A fine monitor aimed at the corporate user.
21-inch monitors are usually reserved for the specialist market, and the Philips monitor on test here has been designed for the most demanding user, particularly desktop publishing and CAD/CAM professionals. The sheer screen area tends to dwarf the user, but the extra space offered by a 21" display gives you 120 per cent more usable area compared to a 15". A couple of years ago large monitors needed huge desks: not only did they have a big screen, but they were also very deep. Philips has used a short-necked tube and this has cut the depth down to just under 47cm, giving it one of the smallest footprints of any 21" monitor.
The monitor is connected via a standard 15-pin D-Sub monitor cable and there is also a USB connection which allows you to use your mouse to control the standard monitor functions, such as brightness and contrast. An optional USB hub is also available, enabling you to connect additional USB peripherals.
If you can't connect via USB, adjustments to the monitor can be made via the front panel buttons and on-screen display. The five interface buttons are simple to use and the interface is intuitve. Philips has cut out some of the technical jargon, leaving the user with simple English menu options.
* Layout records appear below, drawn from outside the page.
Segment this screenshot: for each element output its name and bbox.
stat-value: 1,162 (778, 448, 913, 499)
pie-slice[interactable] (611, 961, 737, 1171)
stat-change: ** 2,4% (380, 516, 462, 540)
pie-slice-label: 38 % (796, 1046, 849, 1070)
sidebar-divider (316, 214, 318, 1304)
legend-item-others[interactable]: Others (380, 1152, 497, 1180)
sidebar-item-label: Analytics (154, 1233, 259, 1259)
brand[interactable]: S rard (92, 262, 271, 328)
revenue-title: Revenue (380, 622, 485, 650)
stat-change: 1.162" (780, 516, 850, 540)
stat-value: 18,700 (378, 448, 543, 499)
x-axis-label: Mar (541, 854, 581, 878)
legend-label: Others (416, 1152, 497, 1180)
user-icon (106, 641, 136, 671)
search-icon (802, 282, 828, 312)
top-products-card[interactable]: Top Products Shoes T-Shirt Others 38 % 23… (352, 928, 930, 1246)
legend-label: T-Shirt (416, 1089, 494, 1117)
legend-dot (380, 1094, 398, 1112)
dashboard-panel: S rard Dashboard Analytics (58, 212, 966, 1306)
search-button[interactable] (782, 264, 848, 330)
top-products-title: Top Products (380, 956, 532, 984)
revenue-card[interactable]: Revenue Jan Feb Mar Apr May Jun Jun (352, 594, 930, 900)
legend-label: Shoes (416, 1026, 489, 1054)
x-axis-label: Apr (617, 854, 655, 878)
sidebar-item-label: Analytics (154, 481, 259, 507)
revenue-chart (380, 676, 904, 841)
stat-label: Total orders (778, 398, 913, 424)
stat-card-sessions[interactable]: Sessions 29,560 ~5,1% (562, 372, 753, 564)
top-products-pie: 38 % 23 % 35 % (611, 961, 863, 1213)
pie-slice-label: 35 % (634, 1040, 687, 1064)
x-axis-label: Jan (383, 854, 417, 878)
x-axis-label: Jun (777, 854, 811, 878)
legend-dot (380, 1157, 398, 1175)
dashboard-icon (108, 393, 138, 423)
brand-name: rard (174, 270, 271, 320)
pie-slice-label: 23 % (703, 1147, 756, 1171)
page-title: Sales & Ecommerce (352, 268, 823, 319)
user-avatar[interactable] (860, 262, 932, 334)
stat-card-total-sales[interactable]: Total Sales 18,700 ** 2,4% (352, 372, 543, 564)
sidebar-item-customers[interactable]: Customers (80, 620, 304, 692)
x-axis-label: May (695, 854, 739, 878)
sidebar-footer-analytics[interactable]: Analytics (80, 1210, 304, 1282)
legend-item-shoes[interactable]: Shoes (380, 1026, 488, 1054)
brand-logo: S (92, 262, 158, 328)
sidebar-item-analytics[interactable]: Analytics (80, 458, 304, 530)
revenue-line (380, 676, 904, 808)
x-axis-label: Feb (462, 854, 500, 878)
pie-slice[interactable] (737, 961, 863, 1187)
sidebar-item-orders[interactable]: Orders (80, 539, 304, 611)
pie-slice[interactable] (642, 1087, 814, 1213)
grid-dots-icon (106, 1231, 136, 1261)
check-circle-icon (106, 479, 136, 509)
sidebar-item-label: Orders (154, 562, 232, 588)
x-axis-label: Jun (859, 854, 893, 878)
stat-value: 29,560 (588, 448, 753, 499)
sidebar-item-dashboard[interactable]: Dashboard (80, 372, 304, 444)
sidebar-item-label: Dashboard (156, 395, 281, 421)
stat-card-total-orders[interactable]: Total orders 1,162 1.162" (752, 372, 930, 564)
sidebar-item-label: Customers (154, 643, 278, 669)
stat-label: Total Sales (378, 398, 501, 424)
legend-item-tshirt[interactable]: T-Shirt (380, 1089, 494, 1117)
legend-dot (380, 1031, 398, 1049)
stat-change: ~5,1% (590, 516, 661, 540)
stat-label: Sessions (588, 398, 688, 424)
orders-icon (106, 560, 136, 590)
Using specialised diagnostic software we gave the monitor a through testing. Overall it perfomed very well: the edges were less sharp than the centre but this is a normal issue with monitors. Even when running high-end resolutions, the monitor worked well: text became a little fuzzy but was still readable.With a street price of £727 (inc Vat) the Philips 210B10 compares well against the competition. If size is what matters to you, this monitor is sure to please.